Декорация – большой муляж гвоздя, но и обычная дверь играет свою роль. Когда, например, за ней прячется суеверный Пастор (Григорий Некрасов или Иван Сватковский, второй худрук театра), страшащийся войти в палату, где Судья (Андрей Комаровский) ведёт процесс по установлению личности вернувшегося с того света барона; и рука с Библией для принесения клятвы выпрыгивает из-за дверной створки.

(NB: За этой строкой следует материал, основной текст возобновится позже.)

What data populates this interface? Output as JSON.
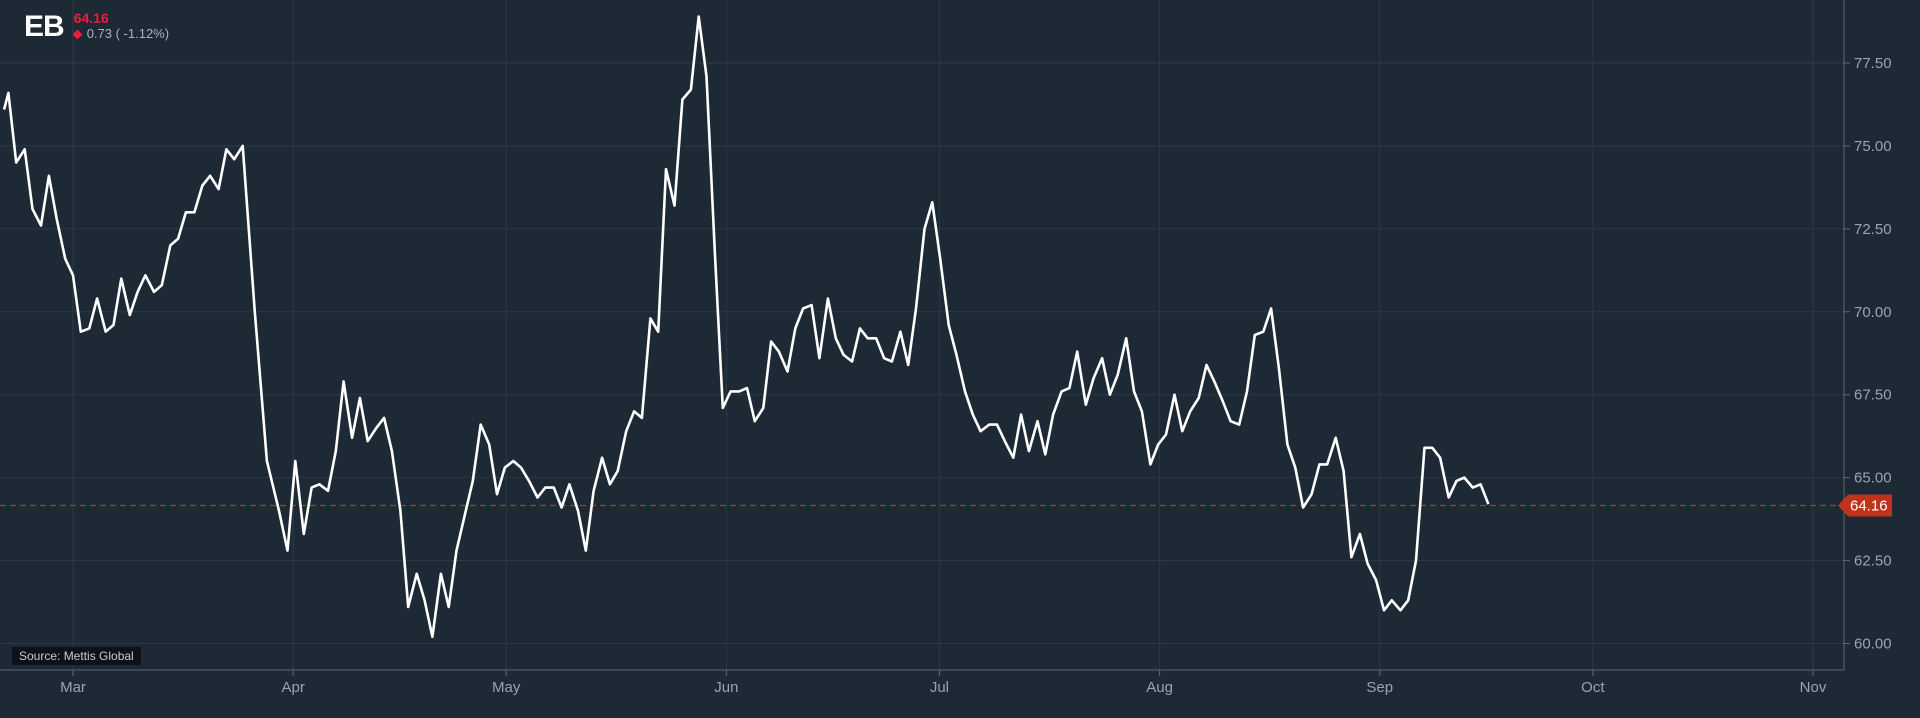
{
  "header": {
    "ticker": "EB",
    "price": "64.16",
    "change": "0.73 ( -1.12%)"
  },
  "source_label": "Source: Mettis Global",
  "colors": {
    "background": "#1d2935",
    "line": "#ffffff",
    "last_price": "#c0331a",
    "down": "#e8203c"
  },
  "chart_data": {
    "type": "line",
    "title": "",
    "xlabel": "",
    "ylabel": "",
    "ylim": [
      59.2,
      79.4
    ],
    "y_ticks": [
      "60.00",
      "62.50",
      "65.00",
      "67.50",
      "70.00",
      "72.50",
      "75.00",
      "77.50"
    ],
    "x_ticks": [
      {
        "label": "Mar",
        "day": 0
      },
      {
        "label": "Apr",
        "day": 31
      },
      {
        "label": "May",
        "day": 61
      },
      {
        "label": "Jun",
        "day": 92
      },
      {
        "label": "Jul",
        "day": 122
      },
      {
        "label": "Aug",
        "day": 153
      },
      {
        "label": "Sep",
        "day": 184
      },
      {
        "label": "Oct",
        "day": 214
      },
      {
        "label": "Nov",
        "day": 245
      }
    ],
    "grid": true,
    "last_price": 64.16,
    "last_price_label": "64.16",
    "series": [
      {
        "values": [
          [
            -9.7,
            76.1
          ],
          [
            -9.1,
            76.6
          ],
          [
            -8.0,
            74.5
          ],
          [
            -6.8,
            74.9
          ],
          [
            -5.7,
            73.1
          ],
          [
            -4.5,
            72.6
          ],
          [
            -3.4,
            74.1
          ],
          [
            -2.3,
            72.8
          ],
          [
            -1.1,
            71.6
          ],
          [
            0.0,
            71.1
          ],
          [
            1.1,
            69.4
          ],
          [
            2.3,
            69.5
          ],
          [
            3.4,
            70.4
          ],
          [
            4.6,
            69.4
          ],
          [
            5.7,
            69.6
          ],
          [
            6.8,
            71.0
          ],
          [
            8.0,
            69.9
          ],
          [
            9.1,
            70.6
          ],
          [
            10.2,
            71.1
          ],
          [
            11.4,
            70.6
          ],
          [
            12.5,
            70.8
          ],
          [
            13.7,
            72.0
          ],
          [
            14.8,
            72.2
          ],
          [
            15.9,
            73.0
          ],
          [
            17.1,
            73.0
          ],
          [
            18.2,
            73.8
          ],
          [
            19.3,
            74.1
          ],
          [
            20.5,
            73.7
          ],
          [
            21.6,
            74.9
          ],
          [
            22.7,
            74.6
          ],
          [
            23.9,
            75.0
          ],
          [
            25.6,
            70.0
          ],
          [
            27.3,
            65.5
          ],
          [
            29.0,
            64.0
          ],
          [
            30.2,
            62.8
          ],
          [
            31.3,
            65.5
          ],
          [
            32.5,
            63.3
          ],
          [
            33.6,
            64.7
          ],
          [
            34.7,
            64.8
          ],
          [
            35.9,
            64.6
          ],
          [
            37.0,
            65.8
          ],
          [
            38.1,
            67.9
          ],
          [
            39.3,
            66.2
          ],
          [
            40.4,
            67.4
          ],
          [
            41.5,
            66.1
          ],
          [
            42.7,
            66.5
          ],
          [
            43.8,
            66.8
          ],
          [
            44.9,
            65.8
          ],
          [
            46.1,
            64.0
          ],
          [
            47.2,
            61.1
          ],
          [
            48.4,
            62.1
          ],
          [
            49.5,
            61.3
          ],
          [
            50.6,
            60.2
          ],
          [
            51.8,
            62.1
          ],
          [
            52.9,
            61.1
          ],
          [
            54.0,
            62.8
          ],
          [
            55.2,
            63.9
          ],
          [
            56.3,
            64.9
          ],
          [
            57.4,
            66.6
          ],
          [
            58.6,
            66.0
          ],
          [
            59.7,
            64.5
          ],
          [
            60.8,
            65.3
          ],
          [
            62.0,
            65.5
          ],
          [
            63.1,
            65.3
          ],
          [
            64.2,
            64.9
          ],
          [
            65.4,
            64.4
          ],
          [
            66.5,
            64.7
          ],
          [
            67.7,
            64.7
          ],
          [
            68.8,
            64.1
          ],
          [
            69.9,
            64.8
          ],
          [
            71.1,
            64.0
          ],
          [
            72.2,
            62.8
          ],
          [
            73.3,
            64.6
          ],
          [
            74.5,
            65.6
          ],
          [
            75.6,
            64.8
          ],
          [
            76.7,
            65.2
          ],
          [
            77.9,
            66.4
          ],
          [
            79.0,
            67.0
          ],
          [
            80.1,
            66.8
          ],
          [
            81.3,
            69.8
          ],
          [
            82.4,
            69.4
          ],
          [
            83.5,
            74.3
          ],
          [
            84.7,
            73.2
          ],
          [
            85.8,
            76.4
          ],
          [
            87.0,
            76.7
          ],
          [
            88.1,
            78.9
          ],
          [
            89.2,
            77.1
          ],
          [
            90.4,
            71.7
          ],
          [
            91.5,
            67.1
          ],
          [
            92.6,
            67.6
          ],
          [
            93.8,
            67.6
          ],
          [
            94.9,
            67.7
          ],
          [
            96.0,
            66.7
          ],
          [
            97.2,
            67.1
          ],
          [
            98.3,
            69.1
          ],
          [
            99.4,
            68.8
          ],
          [
            100.6,
            68.2
          ],
          [
            101.7,
            69.5
          ],
          [
            102.8,
            70.1
          ],
          [
            104.0,
            70.2
          ],
          [
            105.1,
            68.6
          ],
          [
            106.3,
            70.4
          ],
          [
            107.4,
            69.2
          ],
          [
            108.5,
            68.7
          ],
          [
            109.7,
            68.5
          ],
          [
            110.8,
            69.5
          ],
          [
            111.9,
            69.2
          ],
          [
            113.1,
            69.2
          ],
          [
            114.2,
            68.6
          ],
          [
            115.3,
            68.5
          ],
          [
            116.5,
            69.4
          ],
          [
            117.6,
            68.4
          ],
          [
            118.7,
            70.1
          ],
          [
            119.9,
            72.5
          ],
          [
            121.0,
            73.3
          ],
          [
            122.1,
            71.6
          ],
          [
            123.3,
            69.6
          ],
          [
            124.4,
            68.7
          ],
          [
            125.6,
            67.6
          ],
          [
            126.7,
            66.9
          ],
          [
            127.8,
            66.4
          ],
          [
            129.0,
            66.6
          ],
          [
            130.1,
            66.6
          ],
          [
            131.2,
            66.1
          ],
          [
            132.4,
            65.6
          ],
          [
            133.5,
            66.9
          ],
          [
            134.6,
            65.8
          ],
          [
            135.8,
            66.7
          ],
          [
            136.9,
            65.7
          ],
          [
            138.0,
            66.9
          ],
          [
            139.2,
            67.6
          ],
          [
            140.3,
            67.7
          ],
          [
            141.4,
            68.8
          ],
          [
            142.6,
            67.2
          ],
          [
            143.7,
            68.0
          ],
          [
            144.9,
            68.6
          ],
          [
            146.0,
            67.5
          ],
          [
            147.1,
            68.1
          ],
          [
            148.3,
            69.2
          ],
          [
            149.4,
            67.6
          ],
          [
            150.5,
            67.0
          ],
          [
            151.7,
            65.4
          ],
          [
            152.8,
            66.0
          ],
          [
            153.9,
            66.3
          ],
          [
            155.1,
            67.5
          ],
          [
            156.2,
            66.4
          ],
          [
            157.3,
            67.0
          ],
          [
            158.5,
            67.4
          ],
          [
            159.6,
            68.4
          ],
          [
            160.7,
            67.9
          ],
          [
            161.9,
            67.3
          ],
          [
            163.0,
            66.7
          ],
          [
            164.2,
            66.6
          ],
          [
            165.3,
            67.6
          ],
          [
            166.4,
            69.3
          ],
          [
            167.6,
            69.4
          ],
          [
            168.7,
            70.1
          ],
          [
            169.8,
            68.3
          ],
          [
            171.0,
            66.0
          ],
          [
            172.1,
            65.3
          ],
          [
            173.2,
            64.1
          ],
          [
            174.4,
            64.5
          ],
          [
            175.5,
            65.4
          ],
          [
            176.6,
            65.4
          ],
          [
            177.8,
            66.2
          ],
          [
            178.9,
            65.2
          ],
          [
            180.0,
            62.6
          ],
          [
            181.2,
            63.3
          ],
          [
            182.3,
            62.4
          ],
          [
            183.5,
            61.9
          ],
          [
            184.6,
            61.0
          ],
          [
            185.7,
            61.3
          ],
          [
            186.9,
            61.0
          ],
          [
            188.0,
            61.3
          ],
          [
            189.1,
            62.5
          ],
          [
            190.3,
            65.9
          ],
          [
            191.4,
            65.9
          ],
          [
            192.5,
            65.6
          ],
          [
            193.7,
            64.4
          ],
          [
            194.8,
            64.9
          ],
          [
            195.9,
            65.0
          ],
          [
            197.1,
            64.7
          ],
          [
            198.2,
            64.8
          ],
          [
            199.3,
            64.2
          ]
        ]
      }
    ]
  }
}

Такой «Мюнхгаузен» может обживать любые пространства – разве что без динамиков ему не обойтись:
у спектакля эффектное звуковое решение, включающее оригинальную музыку Петера Даниеля и саунд-дизайн Артемия Гуриновича: гул скандирующей толпы, врывающийся в жилище семьи Мюнхгаузенов из воображаемых окон, эхо церковных хоралов, заставляющее героев истово осенять себя крестным знамением.
Начинается же всё со своеобразной пластической и вокальной настройки – быстрого коллективного танца под минорно-цирковую музыку (за парящую хореографию, учитывающую размеры сцены, где девяти исполнителям не так просто развернуться, отвечает Максим Моисеев, он же играет сына барона Мюнхгазена Феофила) и этакой считалки на злобу дня.
«Сначала запретили букву Ы – Ы, потом запретили букву А – А, потом зпретили букву Б – Б, потом зпретили укву В – В...»
и так до полной непроизносимости; прощай, речь! Но и здравствуй, речь: Антон Митнёв на правах режиссёра – и нового хозяина замка, герцога Рамкопфа, любовника Якобины (Анастасия Немец или Наталья Яськова), законной жены Мюнхгаузена – прерывает сатирическую пляску, чтобы пересказать (с помощью всех участников) краткое содержание «первой серии» – первого действия пьесы, самостоятельного спектакля, открывшего театр И-ОН. Первая часть заканчивается мнимым самоубийством Мюнхгаузена, вынужденного ради заключения брака с Мартой (Анна Шолохович в очередь с Анастасией Сметаниной) отречься от своих удивительных историй.
Прошло три года – начинается вторая серия, в которой нудное благородное общество барона практически канонизировало; сам барон посмеивается, глядя на свою чужую родню из картинной рамы. Он бодр и весел, ведёт тихую семейную жизнь с Мартой инкогнито, как садовник Миллер; многие, думаю, помнят сюжет по фильму Захарова. Спектакль Митнёва к нему не отсылает, с ним не полемизирует – он сам по себе;
и Мюнхгаузен Валерия Булатова – другой: шут и трикстер, магистр ёрничанья, выглядит неуязвимым.
Такая трактовка – ценная находка спектакля, официально названного трагифарсом; но фарс, который беззаконный Мюнхгаузен неутомимо проводит в жизнь, важнее трагедии. И не беда, что ему, ценителю взрывоопасного сухого пороха, не уйти от гвоздя-копья, крепко сжимаемого добрыми гражданами. Все там будем; лучше так – нагло, с нестёртой ухмылкой на лице, а не иначе.